Son tropisme économique aurait d’ailleurs plutôt tendance à le porter vers le Canada et ses alléchants marchés. Il serait du reste question de la tenue prochaine d’un Conseil des ministres franco-canadien, ainsi que s’y étaient engagés les deux pays en 2018, afin de faire un bilan de la coopération et de développer des actions communes.
On sait que Justin Trudeau et Emmanuel Macron — qui ont tous deux étudié chez les Jésuites et ont éprouvé une passion pour le théâtre — ont quelques atomes crochus. À commencer par cette vision idyllique et surannée d’une « mondialisation heureuse ».
Hasard du calendrier, cette visite intervient alors que le Sénat français vient de refuser de ratifier l’AECG, l’accord de libre-échange entre l’Union européenne et le Canada. Une entente pourtant intégralement appliquée depuis 2017, même si l’on prétend que c’est de manière « provisoire ». Qu’on se rassure : ce traité a beau exiger l’unanimité des 27 pays membres, le président Macron pourrait choisir, contrairement à ce que voudrait la procédure, de ne jamais le renvoyer à l’Assemblée nationale, où il serait très probablement rejeté. Et en cas contraire, il pourrait ne jamais en notifier l’Union européenne. Ainsi resterait-il éternellement dans les limbes. Ce ne serait pas la première fois qu’à Bruxelles, l’opinion des élus français compte pour des prunes.
Parmi les sujets à l’ordre du jour, Emmanuel Macron et François Legault ne pourront pas fermer les yeux sur l’état inquiétant de l’Organisation internationale de la Francophonie (OIF), non seulement sur le plan de l’administration, mais aussi sur le plan politique. En Afrique, Emmanuel Macron n’a eu de cesse de vouloir sortir du pré carré francophone, au point de nommer à la tête de l’OIF une secrétaire générale, Louise Mushikiwabo, issue d’un pays — le Rwanda — qui a remplacé en 2008 le français par l’anglais comme langue d’enseignement obligatoire du primaire à l’université. Encore étudiant à l’École nationale d’administration, le futur président n’avait-il pas préféré faire un stage au Nigeria, le pays (anglophone) le plus peuplé d’Afrique, plutôt que dans un pays francophone ?

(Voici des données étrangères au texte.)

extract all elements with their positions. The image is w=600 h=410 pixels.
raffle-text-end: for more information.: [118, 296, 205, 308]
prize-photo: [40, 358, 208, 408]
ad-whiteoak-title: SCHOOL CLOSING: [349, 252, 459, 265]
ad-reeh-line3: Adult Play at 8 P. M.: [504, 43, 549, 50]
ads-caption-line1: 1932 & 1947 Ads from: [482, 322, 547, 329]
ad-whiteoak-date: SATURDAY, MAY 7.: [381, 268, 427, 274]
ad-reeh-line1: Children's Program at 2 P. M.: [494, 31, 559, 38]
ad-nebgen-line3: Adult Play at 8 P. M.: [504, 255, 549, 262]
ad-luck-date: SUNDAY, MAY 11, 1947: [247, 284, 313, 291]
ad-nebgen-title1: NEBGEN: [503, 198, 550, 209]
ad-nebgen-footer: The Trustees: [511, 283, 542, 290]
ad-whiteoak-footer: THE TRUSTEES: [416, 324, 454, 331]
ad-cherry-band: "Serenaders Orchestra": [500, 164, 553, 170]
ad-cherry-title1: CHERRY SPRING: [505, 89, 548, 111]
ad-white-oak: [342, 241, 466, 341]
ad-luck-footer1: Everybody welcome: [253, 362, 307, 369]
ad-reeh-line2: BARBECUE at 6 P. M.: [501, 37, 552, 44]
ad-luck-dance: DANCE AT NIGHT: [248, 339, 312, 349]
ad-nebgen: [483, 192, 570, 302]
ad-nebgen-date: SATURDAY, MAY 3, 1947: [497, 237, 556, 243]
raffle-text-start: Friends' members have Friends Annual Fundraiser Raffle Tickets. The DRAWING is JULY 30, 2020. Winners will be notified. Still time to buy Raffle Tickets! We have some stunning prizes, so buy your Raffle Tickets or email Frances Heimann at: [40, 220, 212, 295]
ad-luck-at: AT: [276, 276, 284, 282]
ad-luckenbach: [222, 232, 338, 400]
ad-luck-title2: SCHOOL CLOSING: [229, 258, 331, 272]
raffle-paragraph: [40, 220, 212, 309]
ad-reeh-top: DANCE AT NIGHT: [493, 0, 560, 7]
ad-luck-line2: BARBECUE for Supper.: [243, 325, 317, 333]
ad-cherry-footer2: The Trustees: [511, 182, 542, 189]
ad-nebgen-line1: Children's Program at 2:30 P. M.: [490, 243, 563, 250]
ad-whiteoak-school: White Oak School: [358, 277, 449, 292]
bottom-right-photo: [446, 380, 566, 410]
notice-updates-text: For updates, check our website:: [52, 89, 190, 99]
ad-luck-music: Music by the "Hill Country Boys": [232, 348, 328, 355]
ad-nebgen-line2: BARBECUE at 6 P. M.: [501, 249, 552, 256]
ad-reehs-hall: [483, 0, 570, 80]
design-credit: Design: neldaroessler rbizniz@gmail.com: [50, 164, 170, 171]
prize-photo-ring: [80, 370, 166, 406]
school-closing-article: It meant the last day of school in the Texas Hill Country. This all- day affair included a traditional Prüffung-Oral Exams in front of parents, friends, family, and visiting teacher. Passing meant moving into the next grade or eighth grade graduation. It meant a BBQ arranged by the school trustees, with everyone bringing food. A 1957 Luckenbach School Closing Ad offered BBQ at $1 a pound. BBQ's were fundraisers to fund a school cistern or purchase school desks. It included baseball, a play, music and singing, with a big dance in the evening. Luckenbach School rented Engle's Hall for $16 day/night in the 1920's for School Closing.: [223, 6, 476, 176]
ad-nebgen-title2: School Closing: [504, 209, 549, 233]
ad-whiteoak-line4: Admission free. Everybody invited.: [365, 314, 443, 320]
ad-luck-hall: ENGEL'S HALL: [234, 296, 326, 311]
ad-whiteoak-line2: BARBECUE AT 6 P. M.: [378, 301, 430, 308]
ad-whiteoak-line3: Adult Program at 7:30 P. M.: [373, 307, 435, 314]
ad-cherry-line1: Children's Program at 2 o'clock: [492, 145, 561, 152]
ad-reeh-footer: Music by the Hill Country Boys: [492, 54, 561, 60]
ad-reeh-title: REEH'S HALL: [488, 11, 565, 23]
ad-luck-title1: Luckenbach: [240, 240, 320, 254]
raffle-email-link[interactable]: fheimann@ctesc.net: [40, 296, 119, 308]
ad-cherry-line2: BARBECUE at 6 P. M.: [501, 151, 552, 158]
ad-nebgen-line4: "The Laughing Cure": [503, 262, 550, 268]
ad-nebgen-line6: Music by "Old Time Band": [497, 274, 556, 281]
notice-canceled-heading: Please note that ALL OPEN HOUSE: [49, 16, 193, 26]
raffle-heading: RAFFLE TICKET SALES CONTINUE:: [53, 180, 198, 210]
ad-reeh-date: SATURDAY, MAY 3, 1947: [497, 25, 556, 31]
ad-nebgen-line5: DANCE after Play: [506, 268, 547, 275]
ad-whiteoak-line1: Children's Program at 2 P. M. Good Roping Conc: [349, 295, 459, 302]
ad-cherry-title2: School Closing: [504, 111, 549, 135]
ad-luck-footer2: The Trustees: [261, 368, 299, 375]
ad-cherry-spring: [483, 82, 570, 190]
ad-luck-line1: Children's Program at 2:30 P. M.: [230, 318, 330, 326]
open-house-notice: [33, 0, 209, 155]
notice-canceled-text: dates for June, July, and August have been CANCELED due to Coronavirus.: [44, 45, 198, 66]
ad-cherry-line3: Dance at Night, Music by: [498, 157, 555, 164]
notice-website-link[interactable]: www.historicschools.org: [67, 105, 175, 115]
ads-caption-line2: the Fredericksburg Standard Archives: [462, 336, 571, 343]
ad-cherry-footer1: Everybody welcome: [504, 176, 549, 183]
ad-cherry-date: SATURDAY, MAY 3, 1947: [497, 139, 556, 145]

S’il s’agissait de s’éloigner de l’Afrique francophone, on peut dire que c’est mission accomplie. Non seulement l’Afrique subsaharienne n’a jamais si peu compté dans l’économie française (0,6 %), mais jamais la France n’y a-t-elle été aussi détestée que depuis les putschs au Mali, au Niger et au Burkina Faso. Tout cela au profit de la Chine et de la Russie, qui n’ont guère d’états d’âme.
L’état de la langue française dans le monde ne devrait pas non plus offrir à François Legault et à Gabriel Attal l’occasion de célébrer. Bien sûr, la seule croissance démographique en Afrique provoque mécaniquement une augmentation du nombre de locuteurs, mais ces chiffres ne sont qu’une illusion. Partout, politiquement et culturellement, le français recule. À commencer par l’Union européenne, où les dirigeants français assistent béatement au naufrage de leur langue, quand ils n’y contribuent pas eux-mêmes.
La France et le Québec ont trop d’intérêts communs pour se permettre de ne pas se sentir solidaires en cette époque troublée. Le Québec n’est-il pas le seul endroit d’Amérique du Nord où l’on combat de peine et de misère pour faire respecter une certaine laïcité dans l’administration publique et à l’école ? Une laïcité de plus en plus battue en brèche, même en France, par les communautarismes islamiste et anglo-américain.
Pour toutes ces raisons, l’occasion est belle de redonner un peu de corps à une relation pour le moins négligée depuis quelques années. Une relation que le maître du « en même temps » avait lui-même qualifiée d’« affective » et en même temps de « stratégique ».